発達栄養学33 必須栄養素から考える糖質の存在

三大栄養素は糖質、脂質、たんぱく質で、これらはエネルギー源となることから三大エネルギー源とも呼ばれています。糖質、脂質、たんぱく質の順で示されることが多いのは、早くエネルギー源として使われる順で並べられているからです。糖質は細胞で先にエネルギー代謝に使われますが、糖質のブドウ糖は脳の唯一のエネルギー源であることから糖質不足は脳の機能に直接的に影響してきます。

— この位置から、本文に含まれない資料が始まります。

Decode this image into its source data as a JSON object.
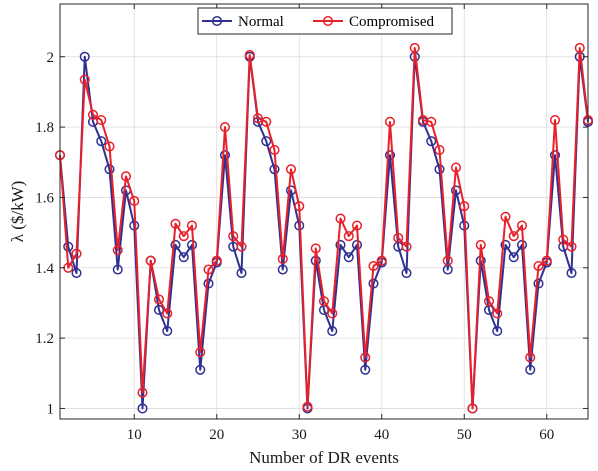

しかし、糖質制限によって健康を維持することを目的とした健康法では、「糖質は必須栄養素になっていない」という主張がなされています。必須栄養素は体内では合成されないために食事から摂る必要がある栄養素のことで、脂質を構成する脂肪酸で必須脂肪酸となっているのはリノール酸とα‐リノレン酸です。たんぱく質を構成するアミノ酸で必須アミノ酸となっているのはトリプトファン、リジン、メチオニン、フェニルアラニン、スレオニン、バリン、ロイシン、イソロイシンです。
必須脂肪酸、必須アミノ酸に対して、“必須ブドウ糖”という言葉は存在していません。体内でブドウ糖が不足すると乳糖、アミノ酸、ピルビン酸、プロピオン酸などの糖質以外の成分からブドウ糖を合成する糖新生が起こります。糖新生はブドウ糖からエネルギーが作られる経路の逆行で、この仕組みがあるからブドウ糖を摂取しなくてもよいという考えがされることがあります。しかし、糖新生は飢餓状態など身体の危機的状況に対応する仕組みであって、常に体内で起こってよいことではありません。全身の細胞のブドウ糖を用いたエネルギー代謝も低下するなどの悪影響も起こります。1日に必要なブドウ糖は150gとされていて、糖質では1日に必要320gは必要とされています。“必須ブドウ糖”という言葉が存在していないのは、もともと必須であって摂取しなければならないのが当たり前のことだからです。
ちなみに必須ビタミンは、脂溶性ビタミンのビタミンA、ビタミンD、ビタミンE、ビタミンK、水溶性ビタミンのビタミンB群(ビタミンB₁、ビタミンB₂、ナイアシン、ビタミンB₆、葉酸、ビタミンB₁₂、ビオチン、パントテン酸)とビタミンCです。必須ミネラルはカルシウム、リン、カリウム、イオウ、塩素、ナトリウム、マグネシウム、鉄、亜鉛、銅、マンガン、クロム、ヨウ素、セレン、モリブデン、コバルトです。